Govou, suspendu ; Cacapa, Monsoreau, Berthod en soins ; Réveillère, trop juste encore pour faire son retour ; Tiago, Diarra et Carew tout juste remis de leurs bobos, Gérard Houllier devra une nouvelle fois composer. « Je sais ce que nous allons faire ; plus que gérer, nous devrons contrôler les événements. Nous avons autant de chances, voir un peu plus, que nos adversaires ». L’entraîneur olympien ne divulguera pas ses choix, sa tactique, mais il laisse entendre que ce match sera plus ouvert que celui du Stadion Philips. Et comme toujours les détails auront leur importance. « Il faudra avoir de la rigueur défensive et faire attention aux coups de pied arrêtés… ». Grégory Coupet est bien placé pour mettre en garde ce groupe aux portes d’un nouveau ¼ de finale ; « ce n’est juste qu’une étape sur la route de nos ambitions vers le Stade de France » conclura le gardien de but international lors de la conférence de presse.

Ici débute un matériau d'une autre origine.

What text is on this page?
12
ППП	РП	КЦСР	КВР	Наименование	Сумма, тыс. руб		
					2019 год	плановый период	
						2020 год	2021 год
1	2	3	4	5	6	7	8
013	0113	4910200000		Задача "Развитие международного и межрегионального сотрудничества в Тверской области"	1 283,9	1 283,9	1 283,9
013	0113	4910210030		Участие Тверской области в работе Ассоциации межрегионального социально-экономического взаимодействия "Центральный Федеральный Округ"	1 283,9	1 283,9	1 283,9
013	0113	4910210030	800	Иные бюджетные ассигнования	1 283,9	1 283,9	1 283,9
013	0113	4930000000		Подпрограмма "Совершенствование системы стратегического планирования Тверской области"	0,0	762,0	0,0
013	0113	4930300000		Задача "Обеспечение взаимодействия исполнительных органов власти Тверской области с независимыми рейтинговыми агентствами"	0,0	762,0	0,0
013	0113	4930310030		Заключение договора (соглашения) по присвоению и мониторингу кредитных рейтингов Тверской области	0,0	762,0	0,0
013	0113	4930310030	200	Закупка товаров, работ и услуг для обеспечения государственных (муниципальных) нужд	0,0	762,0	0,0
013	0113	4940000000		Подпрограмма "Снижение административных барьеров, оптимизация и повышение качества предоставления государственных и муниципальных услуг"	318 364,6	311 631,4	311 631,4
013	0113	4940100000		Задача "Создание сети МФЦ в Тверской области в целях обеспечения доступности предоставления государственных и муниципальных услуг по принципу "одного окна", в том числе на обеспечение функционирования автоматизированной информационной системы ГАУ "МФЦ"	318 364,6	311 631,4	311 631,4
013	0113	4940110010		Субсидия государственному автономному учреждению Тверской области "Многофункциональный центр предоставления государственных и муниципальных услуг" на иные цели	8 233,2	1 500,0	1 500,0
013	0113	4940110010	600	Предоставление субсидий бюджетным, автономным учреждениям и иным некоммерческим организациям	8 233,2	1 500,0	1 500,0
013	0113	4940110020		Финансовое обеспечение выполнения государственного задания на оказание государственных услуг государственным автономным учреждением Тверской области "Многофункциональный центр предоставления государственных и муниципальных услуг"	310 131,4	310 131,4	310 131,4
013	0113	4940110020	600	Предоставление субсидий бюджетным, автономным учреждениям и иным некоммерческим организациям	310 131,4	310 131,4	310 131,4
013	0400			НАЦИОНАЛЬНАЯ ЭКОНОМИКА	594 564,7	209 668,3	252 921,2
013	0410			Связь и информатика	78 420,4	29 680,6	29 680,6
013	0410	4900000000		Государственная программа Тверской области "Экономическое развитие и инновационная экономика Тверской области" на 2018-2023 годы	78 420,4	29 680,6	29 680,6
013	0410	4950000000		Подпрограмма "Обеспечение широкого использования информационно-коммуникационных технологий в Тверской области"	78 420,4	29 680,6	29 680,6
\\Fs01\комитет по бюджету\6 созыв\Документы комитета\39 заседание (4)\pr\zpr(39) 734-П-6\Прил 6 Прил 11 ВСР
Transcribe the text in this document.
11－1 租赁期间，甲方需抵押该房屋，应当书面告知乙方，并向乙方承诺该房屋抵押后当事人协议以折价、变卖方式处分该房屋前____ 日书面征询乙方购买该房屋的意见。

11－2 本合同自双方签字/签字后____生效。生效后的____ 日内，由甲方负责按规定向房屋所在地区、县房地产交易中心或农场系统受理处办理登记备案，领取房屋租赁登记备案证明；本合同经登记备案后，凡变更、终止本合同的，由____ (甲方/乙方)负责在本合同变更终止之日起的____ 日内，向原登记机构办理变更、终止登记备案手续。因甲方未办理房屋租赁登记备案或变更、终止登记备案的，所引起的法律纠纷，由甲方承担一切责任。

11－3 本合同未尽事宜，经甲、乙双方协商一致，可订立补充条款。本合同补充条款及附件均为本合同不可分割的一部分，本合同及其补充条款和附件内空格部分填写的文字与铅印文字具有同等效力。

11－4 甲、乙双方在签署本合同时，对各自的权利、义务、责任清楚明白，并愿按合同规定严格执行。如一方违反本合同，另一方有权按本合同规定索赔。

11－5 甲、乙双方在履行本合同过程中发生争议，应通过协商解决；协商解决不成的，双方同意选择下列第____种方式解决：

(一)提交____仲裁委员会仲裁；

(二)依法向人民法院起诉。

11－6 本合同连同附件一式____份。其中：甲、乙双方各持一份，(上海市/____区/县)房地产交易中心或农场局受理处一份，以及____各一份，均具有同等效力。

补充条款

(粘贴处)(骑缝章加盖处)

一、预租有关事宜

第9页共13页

Il serait étonnant que l’OL débute avec seulement 2 hommes au milieu comme ce fut le cas lors des deux dernières réceptions (Nantes et Rennes). Abidal jouera-t-il dans l’axe ou dans le couloir de gauche? Ce qui induira la position de Malouda. A la limite, ce n’est pas important. Dans un match de Champions League, les tripes et l’envie, voire l'intox... sont autant de paramètres capitaux pour poursuivre son chemin. L’OL est effectivement à la moitié de son rendez-vous. Cela semble tellement bien engagé pour la suite de l’aventure, qu’il serait dommage de ne pas en profiter. Enfin, Monsieur Riley, l'arbitre, aura son sifflet à dire pour que les débats restent dans les clous de la normalité.